Sport is fundamental in the construction of future generations, in the representation of all the ways of being in a society, and it is precisely by being aware of this and in order to promote inclusion that amateur teams have developed such as the Lupi, in Rome, or the Dégommeuses, in France.

One could say to oneself, in a period when access to resources is under great tension, when shortages of all kinds are multiplying, and when production and achievement through work are almost the only elements valued in an individual, that there would be no room for the superfluous, and therefore doubt the usefulness of all that is entertainment. However, it is in this particular context that culture and sport are fundamental to maintaining the links between individuals.

A soft power weapon

And sport has a political role here, not in a necessarily partisan sense, but in the etymological, primary sense of the word: the link between citizens and the organization of the city.

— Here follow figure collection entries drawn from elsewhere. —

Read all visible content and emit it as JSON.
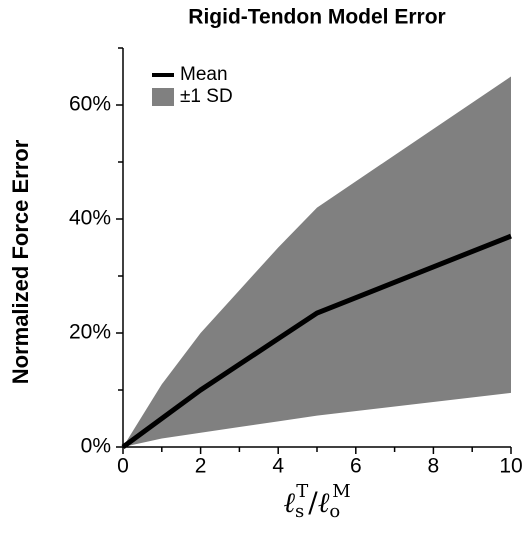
{
  "chart_data": {
    "type": "line",
    "title": "Rigid-Tendon Model Error",
    "ylabel": "Normalized Force Error",
    "xlabel": [
      "ℓ",
      "s",
      "T",
      "/",
      "ℓ",
      "o",
      "M"
    ],
    "x": [
      0,
      1,
      2,
      3,
      4,
      5,
      10
    ],
    "series": [
      {
        "name": "Mean",
        "color": "#000000",
        "values": [
          0,
          5,
          10,
          14.5,
          19,
          23.5,
          37
        ]
      },
      {
        "name": "±1 SD",
        "color": "#808080",
        "upper": [
          0,
          11,
          20,
          27.5,
          35,
          42,
          65
        ],
        "lower": [
          0,
          1.5,
          2.5,
          3.5,
          4.5,
          5.5,
          9.5
        ]
      }
    ],
    "xlim": [
      0,
      10
    ],
    "xticks": [
      0,
      2,
      4,
      6,
      8,
      10
    ],
    "xminor_ticks": [
      1,
      3,
      5,
      7,
      9
    ],
    "ylim": [
      0,
      70
    ],
    "yticks": [
      {
        "value": 0,
        "label": "0%"
      },
      {
        "value": 20,
        "label": "20%"
      },
      {
        "value": 40,
        "label": "40%"
      },
      {
        "value": 60,
        "label": "60%"
      }
    ],
    "yminor_ticks": [
      10,
      30,
      50,
      70
    ],
    "legend": "upper left"
  }
}
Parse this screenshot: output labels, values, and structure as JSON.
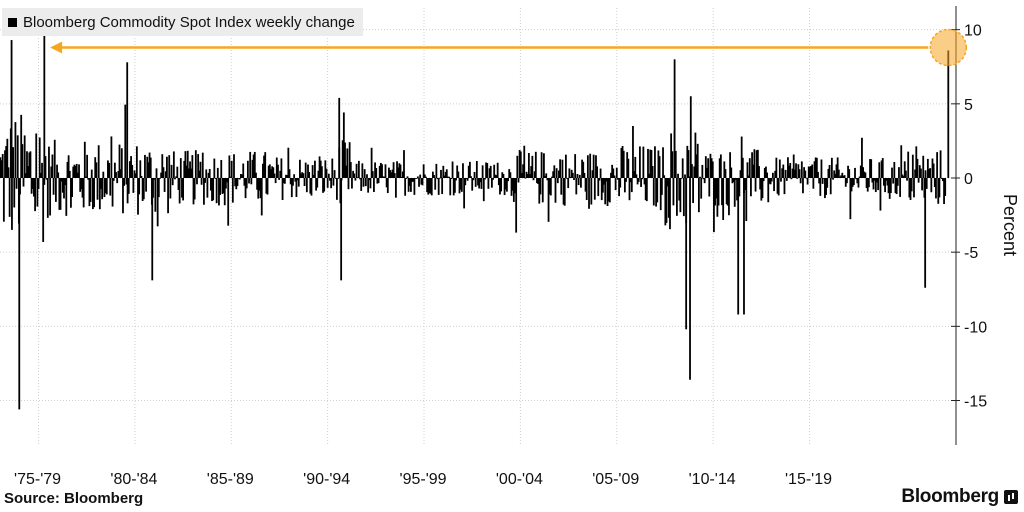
{
  "chart_data": {
    "type": "bar",
    "title": "Bloomberg Commodity Spot Index weekly change",
    "legend": [
      {
        "label": "Bloomberg Commodity Spot Index weekly change",
        "color": "#000000"
      }
    ],
    "legend_placement": "top-left",
    "ylabel": "Percent",
    "ylim": [
      -18,
      12
    ],
    "yticks": [
      10,
      5,
      0,
      -5,
      -10,
      -15
    ],
    "x_range_years": [
      1973.0,
      2022.6
    ],
    "x_tick_labels": [
      {
        "label": "'75-'79",
        "year": 1975.0
      },
      {
        "label": "'80-'84",
        "year": 1980.0
      },
      {
        "label": "'85-'89",
        "year": 1985.0
      },
      {
        "label": "'90-'94",
        "year": 1990.0
      },
      {
        "label": "'95-'99",
        "year": 1995.0
      },
      {
        "label": "'00-'04",
        "year": 2000.0
      },
      {
        "label": "'05-'09",
        "year": 2005.0
      },
      {
        "label": "'10-'14",
        "year": 2010.0
      },
      {
        "label": "'15-'19",
        "year": 2015.0
      }
    ],
    "grid": true,
    "notable_values": [
      {
        "year": 1973.6,
        "value": 9.3
      },
      {
        "year": 1974.0,
        "value": -15.6
      },
      {
        "year": 1975.3,
        "value": 9.6
      },
      {
        "year": 1979.6,
        "value": 7.8
      },
      {
        "year": 1980.9,
        "value": -6.9
      },
      {
        "year": 1990.6,
        "value": 5.4
      },
      {
        "year": 1990.7,
        "value": -6.9
      },
      {
        "year": 2008.0,
        "value": 8.0
      },
      {
        "year": 2008.8,
        "value": -13.6
      },
      {
        "year": 2008.6,
        "value": -10.2
      },
      {
        "year": 2011.3,
        "value": -9.2
      },
      {
        "year": 2011.6,
        "value": -9.2
      },
      {
        "year": 2021.0,
        "value": -7.4
      },
      {
        "year": 2022.2,
        "value": 8.6
      }
    ],
    "volatility_bands": [
      {
        "from": 1973.0,
        "to": 1975.5,
        "amplitude": 4.5
      },
      {
        "from": 1975.5,
        "to": 1982.0,
        "amplitude": 2.6
      },
      {
        "from": 1982.0,
        "to": 1987.0,
        "amplitude": 1.9
      },
      {
        "from": 1987.0,
        "to": 1990.5,
        "amplitude": 1.5
      },
      {
        "from": 1990.5,
        "to": 1991.2,
        "amplitude": 2.6
      },
      {
        "from": 1991.2,
        "to": 1999.5,
        "amplitude": 1.2
      },
      {
        "from": 1999.5,
        "to": 2005.0,
        "amplitude": 1.9
      },
      {
        "from": 2005.0,
        "to": 2007.5,
        "amplitude": 2.3
      },
      {
        "from": 2007.5,
        "to": 2009.5,
        "amplitude": 3.6
      },
      {
        "from": 2009.5,
        "to": 2013.0,
        "amplitude": 2.0
      },
      {
        "from": 2013.0,
        "to": 2020.0,
        "amplitude": 1.4
      },
      {
        "from": 2020.0,
        "to": 2022.3,
        "amplitude": 2.0
      }
    ],
    "annotation": {
      "type": "arrow-to-circle",
      "color": "#f5a623",
      "circle_year": 2022.2,
      "circle_value": 8.8,
      "arrow_end_year": 1975.6,
      "arrow_value": 8.8
    },
    "source": "Source: Bloomberg",
    "brand": "Bloomberg"
  }
}
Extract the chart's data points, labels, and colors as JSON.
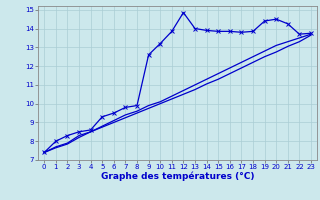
{
  "xlabel": "Graphe des températures (°C)",
  "bg_color": "#cce8ec",
  "grid_color": "#aacdd4",
  "line_color": "#0000cc",
  "xlim": [
    -0.5,
    23.5
  ],
  "ylim": [
    7,
    15.2
  ],
  "xticks": [
    0,
    1,
    2,
    3,
    4,
    5,
    6,
    7,
    8,
    9,
    10,
    11,
    12,
    13,
    14,
    15,
    16,
    17,
    18,
    19,
    20,
    21,
    22,
    23
  ],
  "yticks": [
    7,
    8,
    9,
    10,
    11,
    12,
    13,
    14,
    15
  ],
  "series1_x": [
    0,
    1,
    2,
    3,
    4,
    5,
    6,
    7,
    8,
    9,
    10,
    11,
    12,
    13,
    14,
    15,
    16,
    17,
    18,
    19,
    20,
    21,
    22,
    23
  ],
  "series1_y": [
    7.4,
    8.0,
    8.3,
    8.5,
    8.6,
    9.3,
    9.5,
    9.8,
    9.9,
    12.6,
    13.2,
    13.85,
    14.85,
    14.0,
    13.9,
    13.85,
    13.85,
    13.8,
    13.85,
    14.4,
    14.5,
    14.25,
    13.7,
    13.75
  ],
  "series2_x": [
    0,
    1,
    2,
    3,
    4,
    5,
    6,
    7,
    8,
    9,
    10,
    11,
    12,
    13,
    14,
    15,
    16,
    17,
    18,
    19,
    20,
    21,
    22,
    23
  ],
  "series2_y": [
    7.4,
    7.7,
    7.9,
    8.3,
    8.5,
    8.8,
    9.1,
    9.4,
    9.6,
    9.9,
    10.1,
    10.4,
    10.7,
    11.0,
    11.3,
    11.6,
    11.9,
    12.2,
    12.5,
    12.8,
    13.1,
    13.3,
    13.5,
    13.7
  ],
  "series3_x": [
    0,
    1,
    2,
    3,
    4,
    5,
    6,
    7,
    8,
    9,
    10,
    11,
    12,
    13,
    14,
    15,
    16,
    17,
    18,
    19,
    20,
    21,
    22,
    23
  ],
  "series3_y": [
    7.4,
    7.65,
    7.85,
    8.2,
    8.5,
    8.75,
    9.0,
    9.25,
    9.5,
    9.75,
    10.0,
    10.25,
    10.5,
    10.75,
    11.05,
    11.3,
    11.6,
    11.9,
    12.2,
    12.5,
    12.75,
    13.05,
    13.3,
    13.65
  ]
}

It allows us to reconnect with our bodies, with everything that makes human beings not robots at the service of the production of consumer goods, but that they can also create other spaces, of pleasure, of being together, for the public, for play, for the collective, for oneself.

It is perhaps paradoxical to point out this need in a period when certain sports have never generated so many profits, such as men’s football. But isn’t this, as pleasant as it may be, a reflection of the gap that is widening between the ultra-rich and the rest of the population? Has it not above all become a weapon of soft power, at the same time as a magnifying mirror of the elitism of today’s societies? Those who succeed perceive in a year what they do not need to accumulate for their entire life, and those who fail find it difficult to survive.